Cats killing billions of animals in the US
Cats are one of the top threats to US wildlife, killing billions of animals each year, a study suggests.
The authors estimate they are responsible for the deaths of between 1.4 and 3.7 billion birds and 6.9-20.7 billion mammals annually.
Writing in Nature Communications, the scientists said stray and feral cats were the worst offenders.
However, they added that pet cats also played a role and that owners should do more to reduce their impact.
The authors concluded that more animals are dying at the claws of cats in the United States than in road accidents, collisions with buildings or poisonings.
The domestic cat's killer instinct has been well documented on many islands around the world.
Felines accompanying their human companions have gone on to prey on the local wildlife, and they have been blamed for the global extinction of 33 species.
But their impact on mainland areas has been harder to chart.
To find out more, researchers from the Smithsonian Conservation Biology Institute (SCBI) and the US Fish and Wildlife Service carried out a review of studies that had previously looked at the predatory prowess of cats.
Their analysis revealed that the cat killings were much higher than previous studies had suggested: they found that they had killed more than four times as many birds as has been previously estimated.
Birds native to the US, such as the American Robin, were most at risk, and mice, shrews, voles, squirrels and rabbits were the mammals most likely to be killed.

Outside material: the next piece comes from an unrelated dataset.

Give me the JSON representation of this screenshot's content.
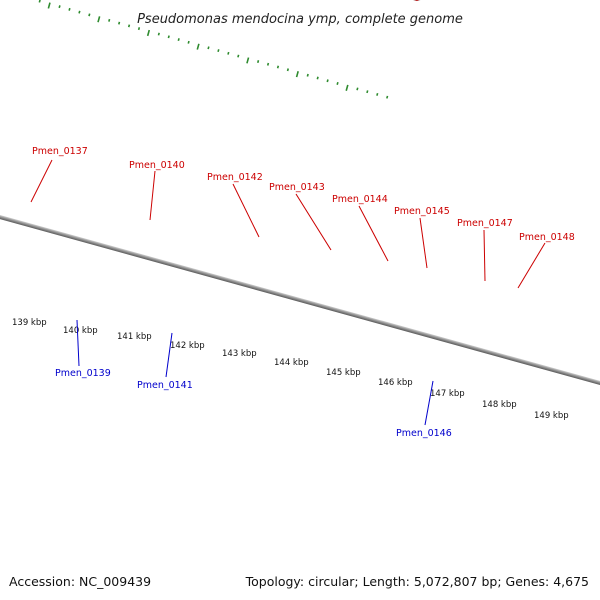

Dr Pete Marra from the SCBI said: "Our study suggests that they are the top threat to US wildlife."
The team said that "un-owned" cats, which they classified as strays, feral cats and farm cats, were killing about three times as many animals as pet cats. However, they said pet cats were still killing significant numbers of animals, and that their owners should do more to limit the impact.
Dr Marra said: "We hope that the large amount of wildlife mortality indicated by our research convinces some cat owners to keep their cats indoors and that it alerts policymakers, wildlife managers and scientists to the large magnitude of wildlife mortality caused by cat predation."
A spokeswoman for the animal welfare charity the RSPCA said that a properly fitted collar and bell could reduce a cat's success when hunting by at least a third.